В Критической расовой теории (экономический) марксизм является «вульгарным», а расовый марксизм — сравнительно утонченным. Конечно, слишком упрощенно говорить, что Критическая расовая теория — это «марксизм, который заменяет класс расой». Как ясно дают понять Лэдсон-Биллингс и Тейт, цель состоит в том, чтобы поставить расу в центр анализа власти и неравенства. В этом смысле раса не призвана полностью заменить экономический класс в «вульгарной» марксистской теории, но призвана выдвинуть расу на первый план и сделать класс в значительной степени вспомогательным по отношению к ней и другим политически активным измерениям идентичности (таким как пол и иммиграционный статус). Фактически, теоретики критической расы считают, что экономическое неравенство, которым интересуются классические марксистские теоретики, невозможно понять, не рассматривая его как еще одно проявление системного расизма.
Говоря более прямо, смысл Критической расовой теории, как и всех критических теорий идентичности, с которыми она «пересекается», заключается в том, чтобы сместить левую политику от экономических проблем и тяжелого положения труда (рабочего класса) к политике идентичности. Это изменение, к которому открыто призывал неомарксист и критический теоретик Герберт Маркузе в двух своих самых известных работах 1960-х годов: One-Dimensional Man (1964) и An Essay on Liberation (1969). В них Маркузе фактически жалуется на то, что развитой капитализм слишком преуспел в создании процветающего общества и здорового среднего класса, в результате чего рабочий класс утратил свой революционный дух. Затем он ищет новое место для радикального революционного духа и находит его в «населении гетто», в частности в движениях за освобождение чернокожих. Если левая интеллигенция в университетах и радикально настроенная студенческая база Маркузе направят их в русло критического сознания, может возникнуть новый революционный пролетариат, обладающий необходимой энергией для успешного продвижения западных обществ к социализму. В значительной степени Критическая расовая теория выросла из этого явно неомарксистского проекта.
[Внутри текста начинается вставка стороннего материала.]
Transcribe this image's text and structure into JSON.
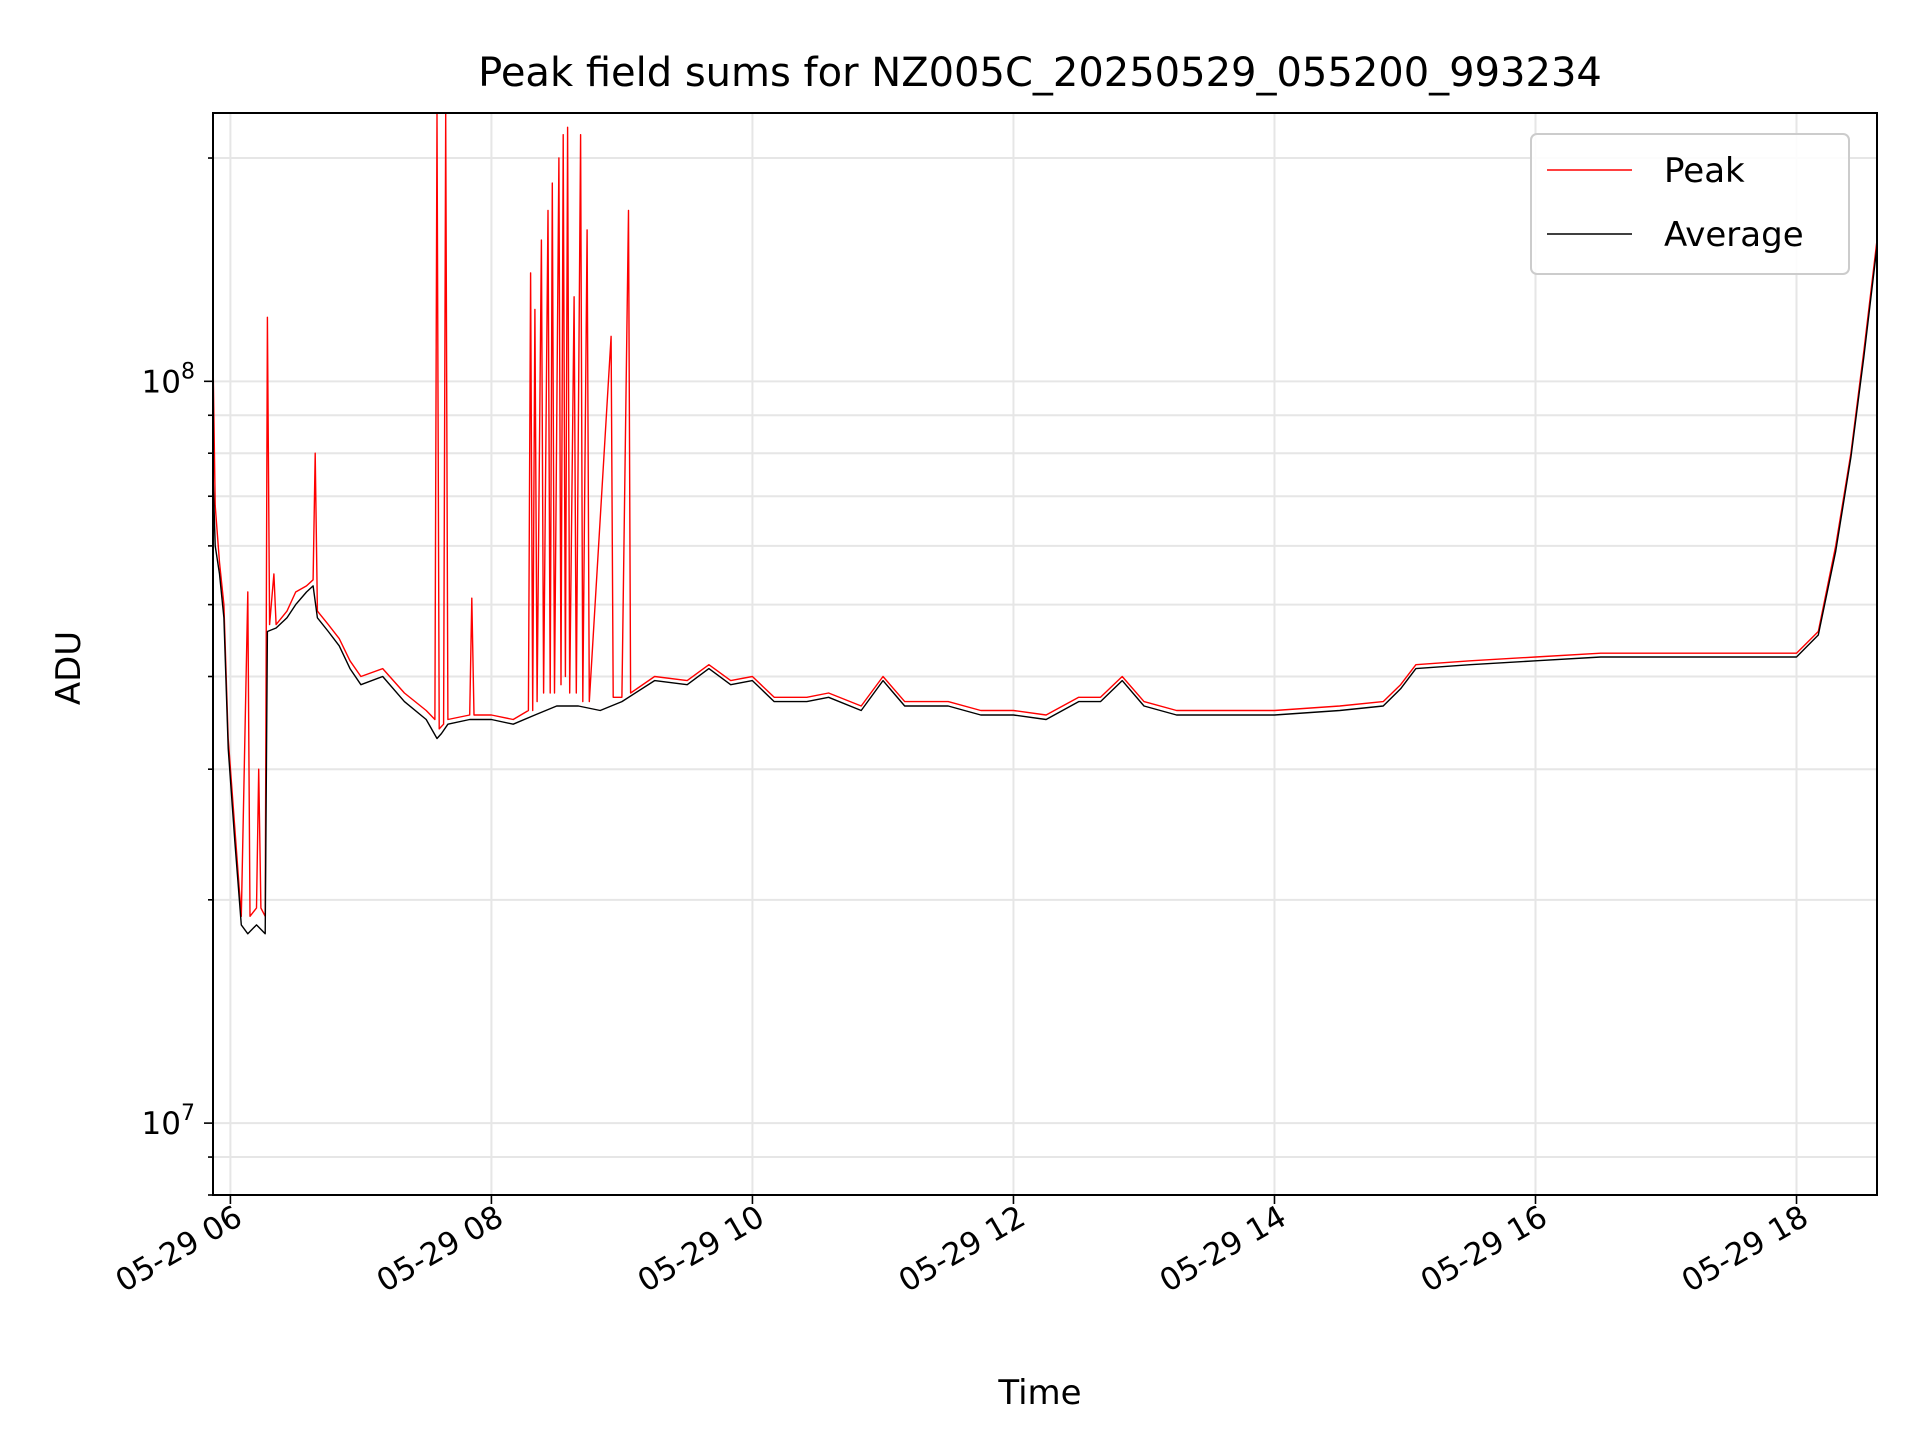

Действительно, радикальные социалистические черные феминистки из группы Combahee River Collective в конце 1970-х годов — те, кто придумал термин «политика идентичности», и их связь с маркузианскими «новыми левыми» неоспорима. Для Маркузе экономический марксизм старой школы был мертв, потому что рабочий класс был слишком успешно интегрирован в процветающее капиталистическое общество, поэтому политика идентичности должна была стать инструментом для поднятия критического сознания. Так думали не только активисты и ученые из Combahee River Collective (или зарождающейся индустрии разнообразия, равенства и вовлеченности), которые предшествовали большей части Критической расовой теории. Практически все, что написано в Критической расовой теории, свидетельствует о том, что ее цель — заниматься политикой идентичности. Например, в знаменитой книге Робин ДиАнджело «Белая хрупкость» отмечается, что она «неапологетично укоренена в политике идентичности». 6 Мы вернемся к этому вопросу в следующих двух главах, когда будем обсуждать способы, которыми Кимберли Креншоу создала Критическую теорию рас, переработав либеральные идеи гражданских прав и постмодернистскую теорию, чтобы освободить в них место для радикальной политики идентичности в своей самой влиятельной работе «Mapping the Margins», написанной в 1991 году.
Мы также можем получить немного больше информации о том, чем на самом деле является Критическая теория расы, исходя из другого момента, касающегося ее происхождения: она зародилась в теории права, в частности, в новолевом подходе к праву под названием Критические юридические исследования, в значительной степени неомарксистском и полностью левом проекте по переосмыслению права. Однако, вероятно, лучший способ понять Критическую расовую теорию в юридическом отношении заключается в том, что пионеры и «интеллектуальные крестные отцы» движения, такие как Деррик Белл и Алан Фриман, были историческими и юридическими ревизионистами, занимавшимися вопросами, связанными с движением за гражданские права в 1960-х годах. Ранний энтузиазм и программы предоставления прав, появившиеся в ту эпоху, пошли на убыль и, в некоторых случаях, были отменены, и эти циничные теоретики права попытались по-новому истолковать «истинные намерения» законов и программ, чтобы представить их в лучшем случае как безразличные к черным (и в интересах белых), а в худшем — как античерные. Фраза «позитивные действия», например, встречается около двухсот раз в книге «Критическая расовая теория: The Key Writings that Formed the Movement, что дает нам некоторый намек на то, в чем были заинтересованы ее основатели.